Staatsstreich in Brandenburg

■ Rosemarie Will ist neue Verfassungsrichterin

In Polen ist ein Exminister der kommunistischen Regierung inzwischen Staatspräsident, in Rußland ist ein ehemaliger Kandidat des Politbüros des ZK der KPdSU sogar noch auf dem Sterbebett ein Garant für Demokratie und Rechtsstaatlichkeit, und in Deutschland wird die Wahl eines früheren SED-Mitglieds zur Verfassungsrichterin in Brandenburg zu einem Skandal gemacht. Die Wahl Rosemarie Wills nannte die stellvertretende CDU- Vorsitzende Angela Merkel gestern eine „Beleidigung für den Rechtsstaat“. Will sei auf Betreiben von Stolpe geholt worden, so Peter Wagner, Chef der brandenburgischen CDU, und zwar mit dem Vorsatz, den „Weg aus der Bundesrepublik“ fortzusetzen. Das riecht nach Staatsstreich!

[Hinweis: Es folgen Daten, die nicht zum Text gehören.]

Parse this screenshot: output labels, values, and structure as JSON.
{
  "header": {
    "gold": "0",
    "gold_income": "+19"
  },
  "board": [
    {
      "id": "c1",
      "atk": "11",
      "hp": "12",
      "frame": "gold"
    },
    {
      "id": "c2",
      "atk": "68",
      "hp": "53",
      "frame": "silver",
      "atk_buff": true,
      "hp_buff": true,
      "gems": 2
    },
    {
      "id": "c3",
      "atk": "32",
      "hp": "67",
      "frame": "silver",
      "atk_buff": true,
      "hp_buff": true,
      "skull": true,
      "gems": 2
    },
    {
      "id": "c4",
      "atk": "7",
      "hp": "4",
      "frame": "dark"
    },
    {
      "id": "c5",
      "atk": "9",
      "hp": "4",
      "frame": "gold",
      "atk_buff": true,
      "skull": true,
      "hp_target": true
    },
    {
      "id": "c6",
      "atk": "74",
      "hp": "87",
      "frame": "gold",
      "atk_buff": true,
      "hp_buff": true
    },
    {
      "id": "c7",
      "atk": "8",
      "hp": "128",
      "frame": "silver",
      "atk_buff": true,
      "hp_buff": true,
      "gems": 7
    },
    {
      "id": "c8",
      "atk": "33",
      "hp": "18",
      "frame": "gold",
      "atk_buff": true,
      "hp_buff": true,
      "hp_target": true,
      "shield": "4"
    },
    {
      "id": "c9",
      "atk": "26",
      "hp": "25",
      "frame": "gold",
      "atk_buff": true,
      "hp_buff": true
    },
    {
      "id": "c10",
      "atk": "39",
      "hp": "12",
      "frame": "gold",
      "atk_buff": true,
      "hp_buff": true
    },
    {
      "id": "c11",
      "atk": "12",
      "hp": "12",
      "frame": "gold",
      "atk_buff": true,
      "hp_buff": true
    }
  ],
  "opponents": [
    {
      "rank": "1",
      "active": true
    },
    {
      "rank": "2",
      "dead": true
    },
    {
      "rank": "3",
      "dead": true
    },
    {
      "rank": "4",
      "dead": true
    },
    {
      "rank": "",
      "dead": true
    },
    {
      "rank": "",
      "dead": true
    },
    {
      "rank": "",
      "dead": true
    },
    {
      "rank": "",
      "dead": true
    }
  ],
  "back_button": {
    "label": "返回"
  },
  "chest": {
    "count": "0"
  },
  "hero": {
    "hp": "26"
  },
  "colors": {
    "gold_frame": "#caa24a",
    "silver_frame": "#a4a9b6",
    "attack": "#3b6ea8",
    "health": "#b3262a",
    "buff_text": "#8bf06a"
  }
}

Aus einem normalen Vorgang ist ein Lehrstück über den Umgang mit der DDR-Vergangenheit geworden. Gegner wie Befürworter, insbesondere in der SPD, haben Rosemarie Will für ihre Zwecke instrumentalisiert. Die einen, weil sie immer wieder beweisen müssen, daß ein ehemaliges SED-Mitglied niemals Verfassungsrichterin in einer Demokratie werden kann. Die anderen, weil sie der DDR-Elite zeigen wollen, daß die SPD neuerdings ein weites Herz hat. Beide hantieren dabei mit ein und demselben Symbol, der SED-Mitgliedschaft an sich – entweder als Indiz für die Unmöglichkeit, für Demokratie und Rechtsstaatlichkeit auch in führender Position einzustehen, oder als Indiz, daß man wegen der SED sechs Jahre nach der deutschen Einheit nicht länger stigmatisiert werden muß.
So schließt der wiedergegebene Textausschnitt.